Why are Texas and Florida doing so well for new COVID cases?

(Nick Wagner/Austin American-Statesman via AP, Pool)

Since everyone loves a good mystery, let’s see if we can’t puzzle this one out. A report from Fox News shows that new COVID cases in both Florida and Texas continue to decline, though Florida’s numbers are still a bit above the national average. That’s the good news. The not-so-good news is that Pennsylvania, New York and Michigan are currently leading the pack in terms of new cases. Some of that can be attributed to which states are still conducting more aggressive testing regimens, but not all of it. So where is the mystery in all of this? As the report points out, Texas has been fully reopened without a mask mandate for more than six weeks and Florida has been in the same situation for considerably longer. New York, Michigan and Pennsylvania are still under various levels of lockdown protocols with mask mandates in place. So if those policies are as effective as everyone keeps telling us, why aren’t we seeing more of a disparity in the numbers in the opposite direction?

Republican-led states including Texas and Florida are reporting fewer coronavirus cases than Michigan, Pennsylvania and New York — all of which are led by prominent Democrats who refuse to roll back COVID-19 regulations and statewide mask mandates, according to CDC data.

Texas Gov. Greg Abbott was widely criticized by the left after he completely reversed the state’s mandate on March 10 and fully reopened his state. Florida Gov. Ron DeSantis was also accused of endangering Florida residents when he allowed businesses to fully reopen in September without a mask mandate in place.

While both states managed to keep case positivity rates down and begin the long road to economic recovery, Pennsylvania, New York and Michigan — who are still bound to ongoing restrictions — have led the daily increase in COVID-19 cases.

The reality of these mandates is beginning to sink in for a lot of people and we’re not just talking about the usual suspects here. Even Joe Scarborough on MSNBC was lecturing the audience this morning about the idiocy of continuing with outdoor mask mandates in particular.

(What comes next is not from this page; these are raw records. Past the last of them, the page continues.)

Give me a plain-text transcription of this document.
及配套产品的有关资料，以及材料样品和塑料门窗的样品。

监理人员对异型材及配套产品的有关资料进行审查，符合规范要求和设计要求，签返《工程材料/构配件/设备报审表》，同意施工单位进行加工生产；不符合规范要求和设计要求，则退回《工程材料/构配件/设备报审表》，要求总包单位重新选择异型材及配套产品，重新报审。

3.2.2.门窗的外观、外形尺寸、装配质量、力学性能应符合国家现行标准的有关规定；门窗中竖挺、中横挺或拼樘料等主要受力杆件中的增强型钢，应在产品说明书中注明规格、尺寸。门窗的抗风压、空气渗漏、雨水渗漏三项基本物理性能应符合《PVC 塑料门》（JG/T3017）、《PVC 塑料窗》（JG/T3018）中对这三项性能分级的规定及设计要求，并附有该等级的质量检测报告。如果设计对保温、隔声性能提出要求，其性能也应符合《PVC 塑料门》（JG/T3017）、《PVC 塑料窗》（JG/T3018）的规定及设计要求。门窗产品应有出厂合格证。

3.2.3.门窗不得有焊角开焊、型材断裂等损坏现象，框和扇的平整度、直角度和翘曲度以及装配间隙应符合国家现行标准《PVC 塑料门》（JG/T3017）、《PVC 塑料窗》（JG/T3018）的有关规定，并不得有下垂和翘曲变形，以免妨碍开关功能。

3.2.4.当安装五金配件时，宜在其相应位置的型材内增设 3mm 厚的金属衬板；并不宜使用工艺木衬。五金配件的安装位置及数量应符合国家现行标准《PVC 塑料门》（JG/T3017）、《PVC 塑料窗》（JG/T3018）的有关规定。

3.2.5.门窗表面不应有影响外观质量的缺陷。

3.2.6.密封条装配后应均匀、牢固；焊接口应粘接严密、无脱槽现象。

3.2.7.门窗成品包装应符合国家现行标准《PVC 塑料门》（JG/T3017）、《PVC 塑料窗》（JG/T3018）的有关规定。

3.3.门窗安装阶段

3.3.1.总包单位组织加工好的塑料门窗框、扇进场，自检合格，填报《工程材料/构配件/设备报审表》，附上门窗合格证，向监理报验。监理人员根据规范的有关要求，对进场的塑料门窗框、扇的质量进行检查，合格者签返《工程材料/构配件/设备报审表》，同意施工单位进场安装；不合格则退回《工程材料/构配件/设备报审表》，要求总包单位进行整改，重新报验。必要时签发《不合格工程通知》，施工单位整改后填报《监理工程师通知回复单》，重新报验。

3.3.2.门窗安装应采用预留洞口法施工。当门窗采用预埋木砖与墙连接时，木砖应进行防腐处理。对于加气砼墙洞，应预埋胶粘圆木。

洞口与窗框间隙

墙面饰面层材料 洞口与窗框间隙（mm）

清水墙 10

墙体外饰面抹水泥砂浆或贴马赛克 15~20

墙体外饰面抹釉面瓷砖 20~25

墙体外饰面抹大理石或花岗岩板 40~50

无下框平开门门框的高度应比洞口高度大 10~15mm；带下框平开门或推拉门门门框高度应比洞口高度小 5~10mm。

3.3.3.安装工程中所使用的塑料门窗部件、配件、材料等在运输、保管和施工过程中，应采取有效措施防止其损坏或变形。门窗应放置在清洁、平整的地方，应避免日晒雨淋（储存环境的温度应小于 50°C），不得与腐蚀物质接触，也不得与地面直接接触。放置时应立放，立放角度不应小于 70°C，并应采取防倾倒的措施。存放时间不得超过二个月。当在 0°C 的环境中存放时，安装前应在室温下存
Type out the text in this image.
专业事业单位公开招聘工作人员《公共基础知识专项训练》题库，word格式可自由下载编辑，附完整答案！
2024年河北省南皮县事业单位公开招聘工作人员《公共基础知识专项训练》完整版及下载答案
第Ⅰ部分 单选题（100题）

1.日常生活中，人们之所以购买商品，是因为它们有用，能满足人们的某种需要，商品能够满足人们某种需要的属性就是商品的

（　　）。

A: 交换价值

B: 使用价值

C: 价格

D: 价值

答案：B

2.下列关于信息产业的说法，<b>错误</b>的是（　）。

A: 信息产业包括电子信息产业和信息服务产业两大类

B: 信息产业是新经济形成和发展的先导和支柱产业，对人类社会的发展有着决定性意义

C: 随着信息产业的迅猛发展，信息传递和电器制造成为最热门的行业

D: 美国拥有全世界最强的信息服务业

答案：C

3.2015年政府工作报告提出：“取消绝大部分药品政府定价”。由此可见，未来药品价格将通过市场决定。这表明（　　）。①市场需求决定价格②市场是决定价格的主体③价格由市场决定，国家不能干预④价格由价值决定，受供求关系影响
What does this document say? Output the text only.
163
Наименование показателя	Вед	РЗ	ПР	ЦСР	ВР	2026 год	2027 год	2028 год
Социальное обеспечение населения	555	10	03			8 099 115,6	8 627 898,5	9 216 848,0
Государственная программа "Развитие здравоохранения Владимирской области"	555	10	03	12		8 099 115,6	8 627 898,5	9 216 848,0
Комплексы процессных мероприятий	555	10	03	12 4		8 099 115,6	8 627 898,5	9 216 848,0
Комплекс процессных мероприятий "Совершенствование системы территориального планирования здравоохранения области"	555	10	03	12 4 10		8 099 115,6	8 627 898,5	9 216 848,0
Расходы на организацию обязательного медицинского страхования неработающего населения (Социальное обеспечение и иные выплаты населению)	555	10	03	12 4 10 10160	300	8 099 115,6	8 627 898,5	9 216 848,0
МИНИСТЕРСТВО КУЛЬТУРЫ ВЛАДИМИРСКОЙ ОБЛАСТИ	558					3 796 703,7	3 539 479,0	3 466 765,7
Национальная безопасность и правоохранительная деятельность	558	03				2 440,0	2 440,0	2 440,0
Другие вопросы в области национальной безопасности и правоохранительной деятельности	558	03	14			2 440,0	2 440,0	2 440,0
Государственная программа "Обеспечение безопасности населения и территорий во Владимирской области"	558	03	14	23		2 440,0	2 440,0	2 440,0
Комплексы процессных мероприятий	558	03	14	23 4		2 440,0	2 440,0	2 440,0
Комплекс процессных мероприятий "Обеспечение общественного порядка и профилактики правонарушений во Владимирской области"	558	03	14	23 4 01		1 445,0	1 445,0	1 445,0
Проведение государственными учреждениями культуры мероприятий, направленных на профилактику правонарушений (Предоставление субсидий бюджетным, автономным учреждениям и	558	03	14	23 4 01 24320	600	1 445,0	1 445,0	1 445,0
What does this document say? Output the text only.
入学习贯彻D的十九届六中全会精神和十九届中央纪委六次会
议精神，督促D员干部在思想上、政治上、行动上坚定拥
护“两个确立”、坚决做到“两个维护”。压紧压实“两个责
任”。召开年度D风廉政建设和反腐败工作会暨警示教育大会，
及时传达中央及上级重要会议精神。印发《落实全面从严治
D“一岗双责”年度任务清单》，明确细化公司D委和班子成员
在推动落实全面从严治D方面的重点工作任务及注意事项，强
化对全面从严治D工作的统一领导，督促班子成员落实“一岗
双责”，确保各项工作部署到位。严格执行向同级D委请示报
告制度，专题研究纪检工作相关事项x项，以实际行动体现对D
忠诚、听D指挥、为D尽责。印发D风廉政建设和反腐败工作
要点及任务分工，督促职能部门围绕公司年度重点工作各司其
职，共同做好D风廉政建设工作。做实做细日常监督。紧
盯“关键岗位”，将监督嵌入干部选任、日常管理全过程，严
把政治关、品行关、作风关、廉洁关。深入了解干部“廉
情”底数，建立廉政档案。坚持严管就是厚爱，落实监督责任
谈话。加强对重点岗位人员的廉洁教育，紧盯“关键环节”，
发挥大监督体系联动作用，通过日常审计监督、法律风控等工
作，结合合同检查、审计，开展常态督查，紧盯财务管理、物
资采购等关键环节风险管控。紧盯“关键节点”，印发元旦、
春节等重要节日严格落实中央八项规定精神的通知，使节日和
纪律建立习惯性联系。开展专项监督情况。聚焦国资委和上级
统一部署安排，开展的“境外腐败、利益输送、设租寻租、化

The explanation suggested in the linked report doesn’t really answer all of the questions we should be asking, at least as far as I’m concerned. Simply saying “Republican Governor Good, Democratic Governor Bad” is a rather heavy-handed and unspecific approach. (Even if it works out to be the reality of the situation in the end.) There’s got to be more to the story.

If mask mandates were truly effective, we should be seeing the lowest number of new weekly cases in the states that have them. We’re not seeing that. But if face mask mandates – particularly for outdoor activity – made absolutely no difference, we should be seeing roughly the same number of new cases across the board when taking other factors like population density into consideration. That’s not the situation being observed either. Texas is actually making significantly more progress than Michigan, which is heading back in the wrong direction. And Michigan is one of the most tightly controlled states in the country in these terms.

Could it be possible that some of these government policies have actually been making things worse? Because that’s arguably a much bigger disaster than simply enacting policies that are ineffective.

That’s also too blunt of an assessment, hhowever. There are a lot of factors in play here and it’s not as simple as “masks versus no masks.” Vaccination rates are clearly a factor, but Michigan actually has a higher percentage of the population fully vaccinated than Texas as of this week. Travel rates and levels of public interaction are harder to track accurately, but they should also be factors to consider. And yet Texans are pretty much free to come and go as they please while Michiganders (except for the Governor and her staff) are still facing restrictions on gatherings.

Some day we’re going to be able to look back and harness all of this data and figure out what was going on. All I know is that these numbers don’t add up and they don’t make much sense. A pandemic was always going to be bad news and a lot of people were going to die until we developed effective vaccines and built up a significant level of general immunity. But the more we find out about the transmission and mortality rates, the more it sounds like we missed the boat somewhere along the line.